Some years ago, while giving a parish workshop on the liturgical year, I asked the group how they celebrate each of the major liturgical seasons. We spent much time on Advent and Christmas and even more time on Lent, but when it came to discussing how we celebrate the Easter season the group fell silent. They seemed unaware that there even was an “Easter Season.”

Seven weeks (a week of weeks) to keep up the energy of praise and gratitude for God’s great work in Jesus Christ.

I suspect it has to do with the fact that for many people it is easier to feel emotions of excited preparation for the birth of a child, or the emotions of joy and awe when a baby is born, or even the emotions of guilt, shame, and the necessity of “cleaning up” our interior house that Lent inspires, or even the grief or sadness that accompanies the death and burial of the Lord during the Triduum. But sustained joy that we really have been forgiven, that sorrow and fear have been overcome, that we are liberated for the service of God’s Kingdom every day – that is just too hard to fathom. Perhaps we just don’t believe that Jesus is fully alive to us, and comes in our flesh with the intimacy of God that he enjoyed. As my students sometimes say, “I just don’t know anybody that really talks to God or believe that God talks to them.”

It is challenging to be convinced that our prison doors really are open and we can step out and preach the Kingdom of justice and mercy because we have experienced it!

It is difficult to believe that death is not the end, as we mourn our recent losses of family or friends!

It is just incredible that we don’t have to be controlled by fear of poverty, or humiliation, or illness, or danger, or old age . . . or (fill in the blank) ____________!

It is, perhaps, almost impossible to believe that God loves us more than we can love ourselves, that God does not condemn, but finds every possible reason to pardon and forgive.

It is an enormous challenge to feel free to be “radiant with joy.”
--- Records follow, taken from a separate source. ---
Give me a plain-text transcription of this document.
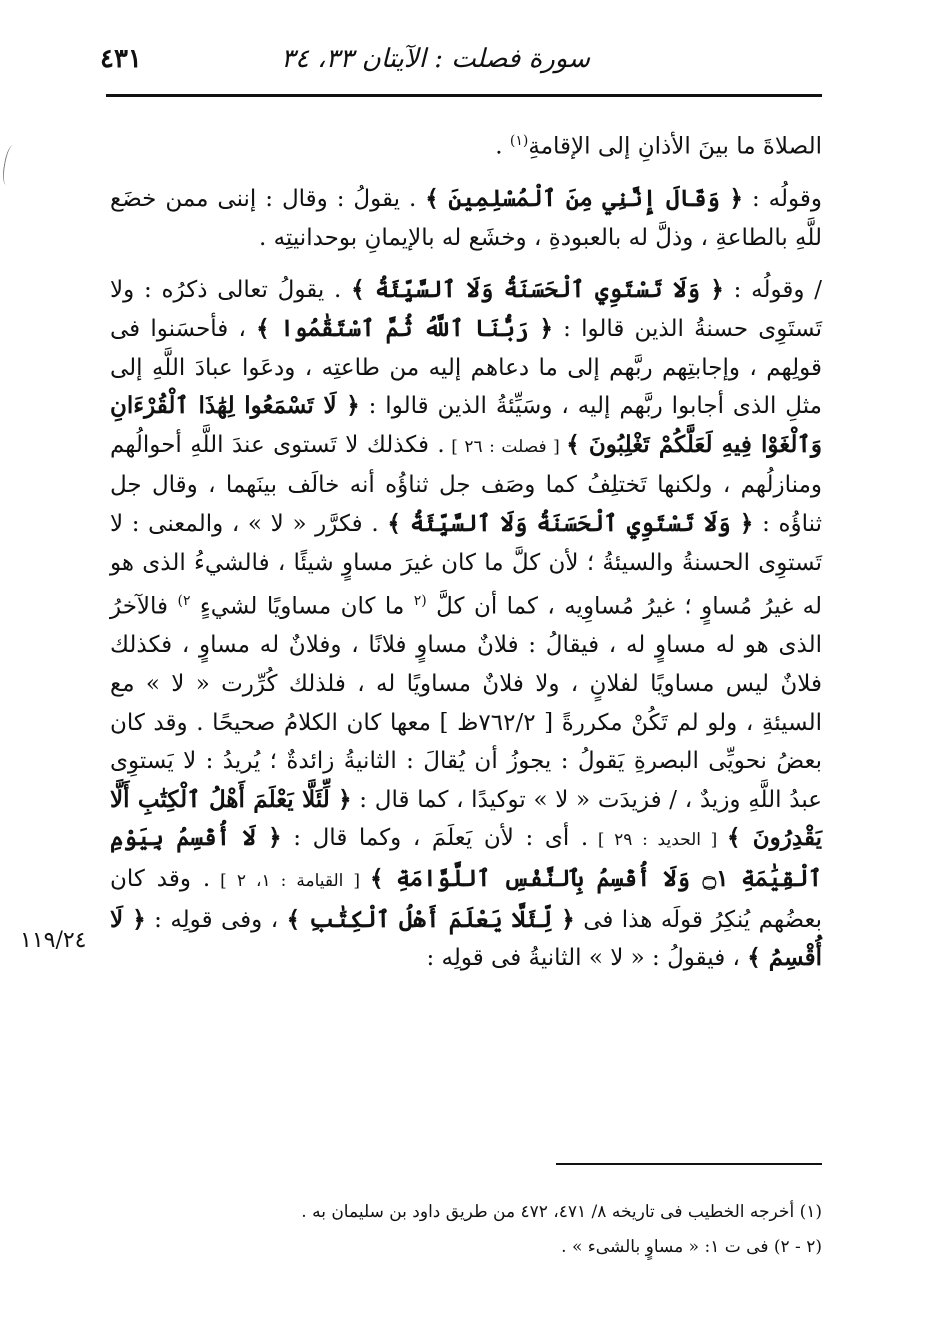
سورة فصلت : الآيتان ٣٣، ٣٤
٤٣١
١١٩/٢٤

الصلاةَ ما بينَ الأذانِ إلى الإقامةِ$^{(١)}$ .

وقولُه : ﴿ وَقَالَ إِنَّنِي مِنَ ٱلْمُسْلِمِينَ ﴾ . يقولُ : وقال : إننى ممن خضَع للَّهِ بالطاعةِ ، وذلَّ له بالعبودةِ ، وخشَع له بالإيمانِ بوحدانيتِه .

/ وقولُه : ﴿ وَلَا تَسْتَوِي ٱلْحَسَنَةُ وَلَا ٱلسَّيِّئَةُ ﴾ . يقولُ تعالى ذكرُه : ولا تَستَوِى حسنةُ الذين قالوا : ﴿ رَبُّنَا ٱللَّهُ ثُمَّ ٱسْتَقَٰمُوا ﴾ ، فأحسَنوا فى قولِهم ، وإجابتِهم ربَّهم إلى ما دعاهم إليه من طاعتِه ، ودعَوا عبادَ اللَّهِ إلى مثلِ الذى أجابوا ربَّهم إليه ، وسَيِّئةُ الذين قالوا : ﴿ لَا تَسْمَعُوا لِهَٰذَا ٱلْقُرْءَانِ وَٱلْغَوْا فِيهِ لَعَلَّكُمْ تَغْلِبُونَ ﴾ [ فصلت : ٢٦ ] . فكذلك لا تَستوى عندَ اللَّهِ أحوالُهم ومنازلُهم ، ولكنها تَختلِفُ كما وصَف جل ثناؤُه أنه خالَف بينَهما ، وقال جل ثناؤُه : ﴿ وَلَا تَسْتَوِي ٱلْحَسَنَةُ وَلَا ٱلسَّيِّئَةُ ﴾ . فكرَّر « لا » ، والمعنى : لا تَستوِى الحسنةُ والسيئةُ ؛ لأن كلَّ ما كان غيرَ مساوٍ شيئًا ، فالشيءُ الذى هو له غيرُ مُساوٍ ؛ غيرُ مُساوِيه ، كما أن كلَّ $^{(٢}$ ما كان مساويًا لشيءٍ $^{٢)}$ فالآخرُ الذى هو له مساوٍ له ، فيقالُ : فلانٌ مساوٍ فلانًا ، وفلانٌ له مساوٍ ، فكذلك فلانٌ ليس مساويًا لفلانٍ ، ولا فلانٌ مساويًا له ، فلذلك كُرِّرت « لا » مع السيئةِ ، ولو لم تَكُنْ مكررةً [ ٧٦٢/٢ظ ] معها كان الكلامُ صحيحًا . وقد كان بعضُ نحويِّى البصرةِ يَقولُ : يجوزُ أن يُقالَ : الثانيةُ زائدةٌ ؛ يُريدُ : لا يَستوِى عبدُ اللَّهِ وزيدٌ ، / فزيدَت « لا » توكيدًا ، كما قال : ﴿ لِّئَلَّا يَعْلَمَ أَهْلُ ٱلْكِتَٰبِ أَلَّا يَقْدِرُونَ ﴾ [ الحديد : ٢٩ ] . أى : لأن يَعلَمَ ، وكما قال : ﴿ لَا أُقْسِمُ بِيَوْمِ ٱلْقِيَٰمَةِ ۝١ وَلَا أُقْسِمُ بِٱلنَّفْسِ ٱللَّوَّامَةِ ﴾ [ القيامة : ١، ٢ ] . وقد كان بعضُهم يُنكِرُ قولَه هذا فى ﴿ لِّئَلَّا يَعْلَمَ أَهْلُ ٱلْكِتَٰبِ ﴾ ، وفى قولِه : ﴿ لَا أُقْسِمُ ﴾ ، فيقولُ : « لا » الثانيةُ فى قولِه :

(١) أخرجه الخطيب فى تاريخه ٨/ ٤٧١، ٤٧٢ من طريق داود بن سليمان به .

(٢ - ٢) فى ت ١: « مساوٍ بالشىء » .
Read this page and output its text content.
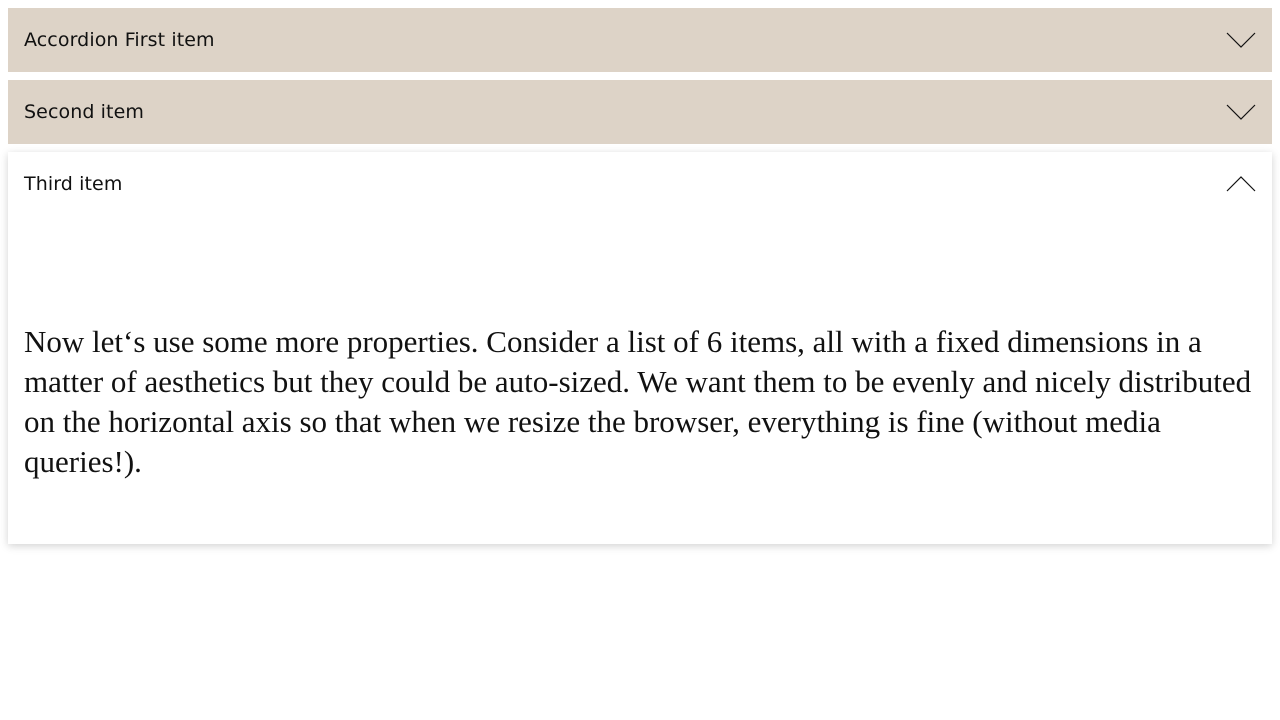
Accordion First item
Second item
Third item

Now let‘s use some more properties. Consider a list of 6 items, all with a fixed dimensions in a matter of aesthetics but they could be auto-sized. We want them to be evenly and nicely distributed on the horizontal axis so that when we resize the browser, everything is fine (without media queries!).
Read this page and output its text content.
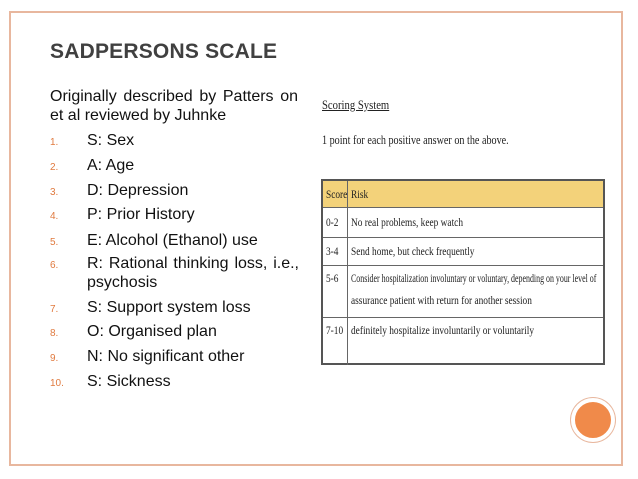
SADPERSONS SCALE
Originally described by Patters on et al reviewed by Juhnke
1. S: Sex
2. A: Age
3. D: Depression
4. P: Prior History
5. E: Alcohol (Ethanol) use
6. R: Rational thinking loss, i.e., psychosis
7. S: Support system loss
8. O: Organised plan
9. N: No significant other
10. S: Sickness
Scoring System
1 point for each positive answer on the above.
Score Risk
0-2 No real problems, keep watch
3-4 Send home, but check frequently
5-6 Consider hospitalization involuntary or voluntary, depending on your level of
assurance patient with return for another session
7-10 definitely hospitalize involuntarily or voluntarily
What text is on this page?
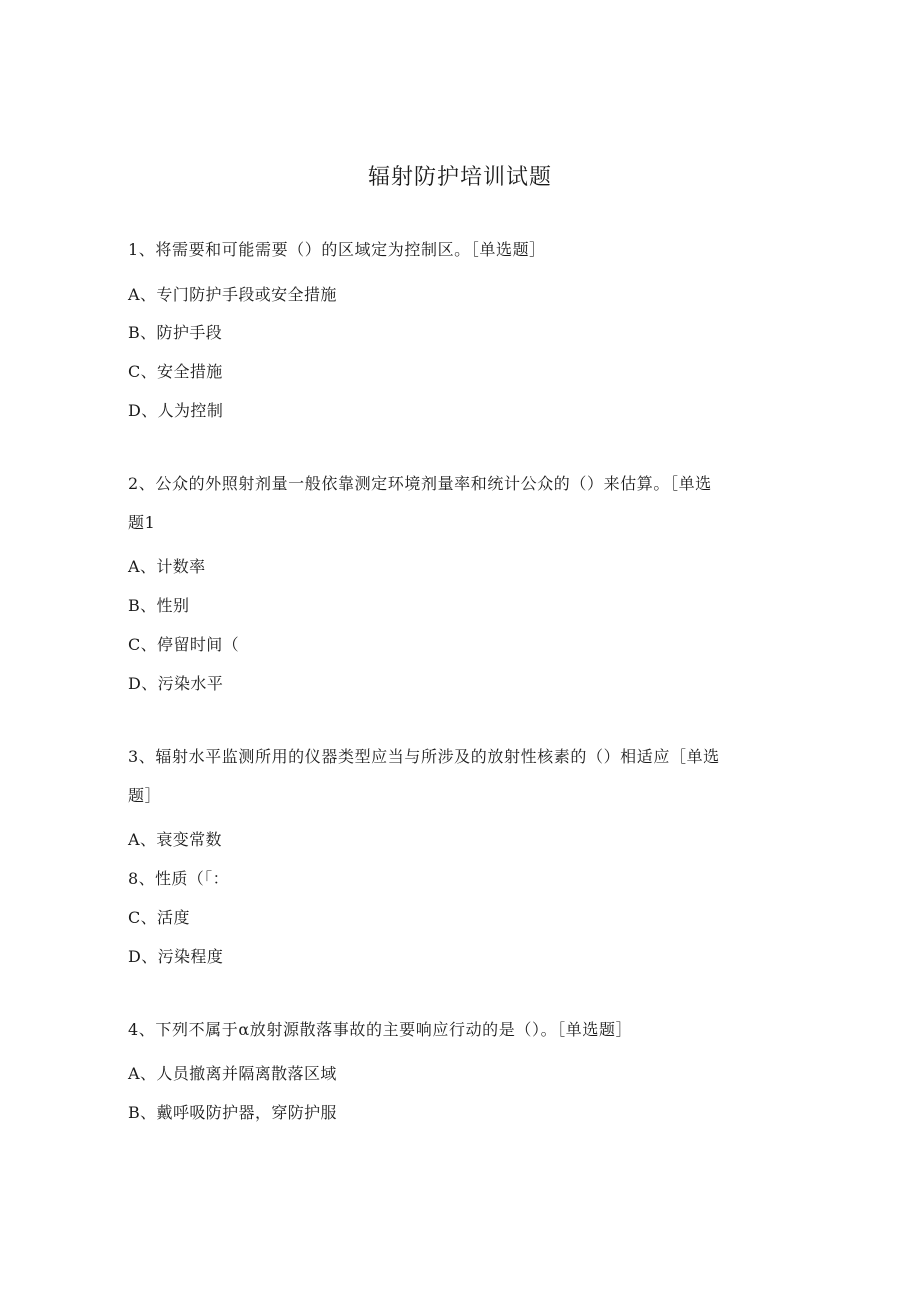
辐射防护培训试题
1、将需要和可能需要（）的区域定为控制区。［单选题］
A、专门防护手段或安全措施
B、防护手段
C、安全措施
D、人为控制
2、公众的外照射剂量一般依靠测定环境剂量率和统计公众的（）来估算。［单选
题1
A、计数率
B、性别
C、停留时间（
D、污染水平
3、辐射水平监测所用的仪器类型应当与所涉及的放射性核素的（）相适应［单选
题］
A、衰变常数
8、性质（「：
C、活度
D、污染程度
4、下列不属于α放射源散落事故的主要响应行动的是（）。［单选题］
A、人员撤离并隔离散落区域
B、戴呼吸防护器，穿防护服
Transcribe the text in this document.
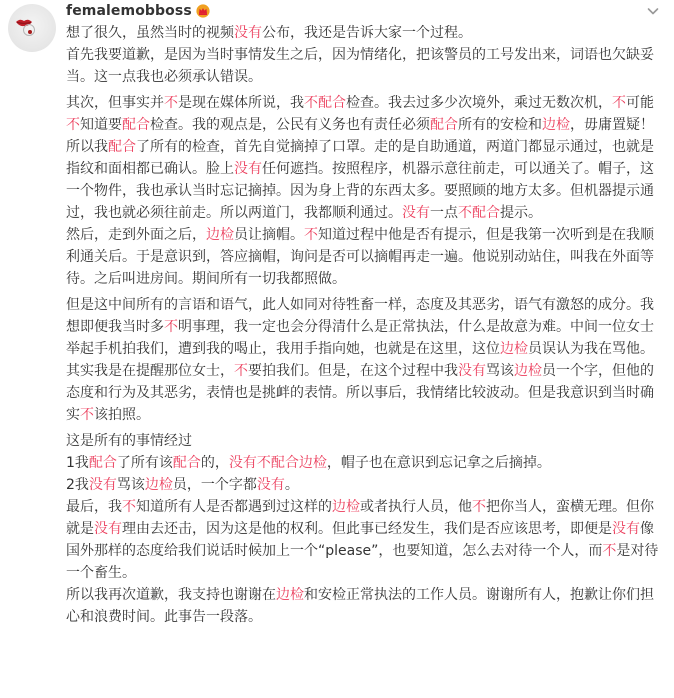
femalemobboss

想了很久，虽然当时的视频没有公布，我还是告诉大家一个过程。

首先我要道歉，是因为当时事情发生之后，因为情绪化，把该警员的工号发出来，词语也欠缺妥当。这一点我也必须承认错误。

其次，但事实并不是现在媒体所说，我不配合检查。我去过多少次境外，乘过无数次机，不可能不知道要配合检查。我的观点是，公民有义务也有责任必须配合所有的安检和边检，毋庸置疑！

所以我配合了所有的检查，首先自觉摘掉了口罩。走的是自助通道，两道门都显示通过，也就是指纹和面相都已确认。脸上没有任何遮挡。按照程序，机器示意往前走，可以通关了。帽子，这一个物件，我也承认当时忘记摘掉。因为身上背的东西太多。要照顾的地方太多。但机器提示通过，我也就必须往前走。所以两道门，我都顺利通过。没有一点不配合提示。

然后，走到外面之后，边检员让摘帽。不知道过程中他是否有提示，但是我第一次听到是在我顺利通关后。于是意识到，答应摘帽，询问是否可以摘帽再走一遍。他说别动站住，叫我在外面等待。之后叫进房间。期间所有一切我都照做。

但是这中间所有的言语和语气，此人如同对待牲畜一样，态度及其恶劣，语气有激怒的成分。我想即便我当时多不明事理，我一定也会分得清什么是正常执法，什么是故意为难。中间一位女士举起手机拍我们，遭到我的喝止，我用手指向她，也就是在这里，这位边检员误认为我在骂他。

其实我是在提醒那位女士，不要拍我们。但是，在这个过程中我没有骂该边检员一个字，但他的态度和行为及其恶劣，表情也是挑衅的表情。所以事后，我情绪比较波动。但是我意识到当时确实不该拍照。

这是所有的事情经过

1我配合了所有该配合的，没有不配合边检，帽子也在意识到忘记拿之后摘掉。

2我没有骂该边检员，一个字都没有。

最后，我不知道所有人是否都遇到过这样的边检或者执行人员，他不把你当人，蛮横无理。但你就是没有理由去还击，因为这是他的权利。但此事已经发生，我们是否应该思考，即便是没有像国外那样的态度给我们说话时候加上一个“please”，也要知道，怎么去对待一个人，而不是对待一个畜生。

所以我再次道歉，我支持也谢谢在边检和安检正常执法的工作人员。谢谢所有人，抱歉让你们担心和浪费时间。此事告一段落。
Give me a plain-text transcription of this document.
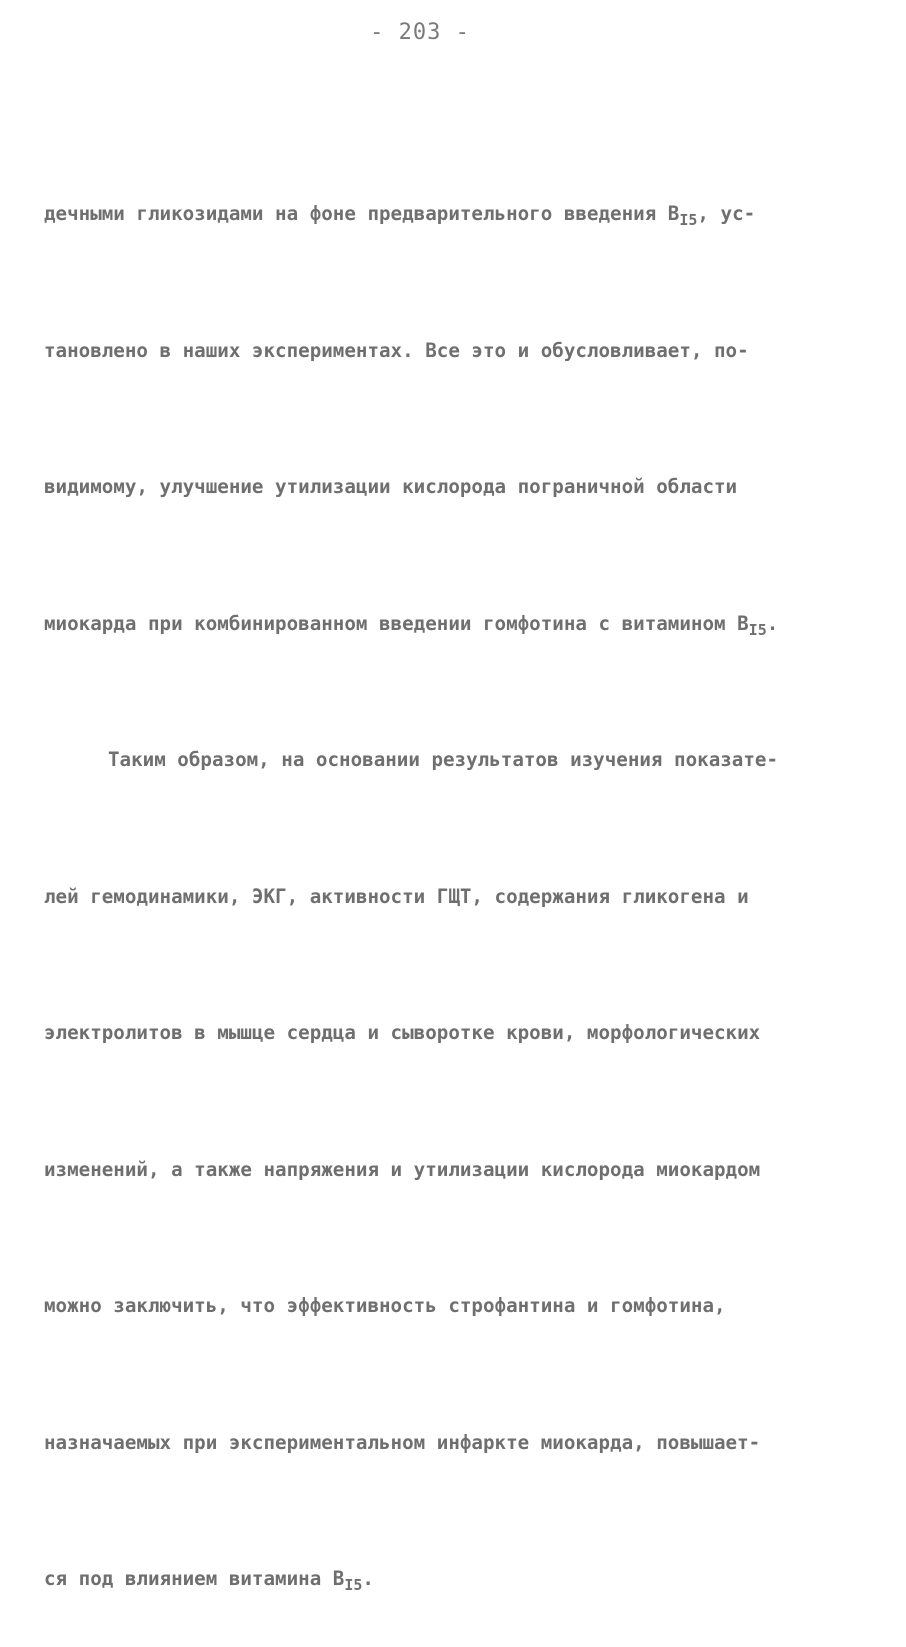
- 203 -

дечными гликозидами на фоне предварительного введения $В_{I5}$, ус-

тановлено в наших экспериментах. Все это и обусловливает, по-

видимому, улучшение утилизации кислорода пограничной области

миокарда при комбинированном введении гомфотина с витамином $В_{I5}$.

Таким образом, на основании результатов изучения показате-

лей гемодинамики, ЭКГ, активности ГЩТ, содержания гликогена и

электролитов в мышце сердца и сыворотке крови, морфологических

изменений, а также напряжения и утилизации кислорода миокардом

можно заключить, что эффективность строфантина и гомфотина,

назначаемых при экспериментальном инфаркте миокарда, повышает-

ся под влиянием витамина $В_{I5}$.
This simple Wednesday-in-the-Second-Week-of-Easter-Season-Liturgy challenges us to believe with our lives – to know in the depths of our thoughts and our feelings that we are free from the prisons of self doubt and other’s condemning opinions to be delighted (of the light) in the absolute freedom of the Risen Christ, now. . . here. . . on earth as it is in heaven! This day and everyday of the week, every week of our lives! Alleluia! Alleluia! Alleluia!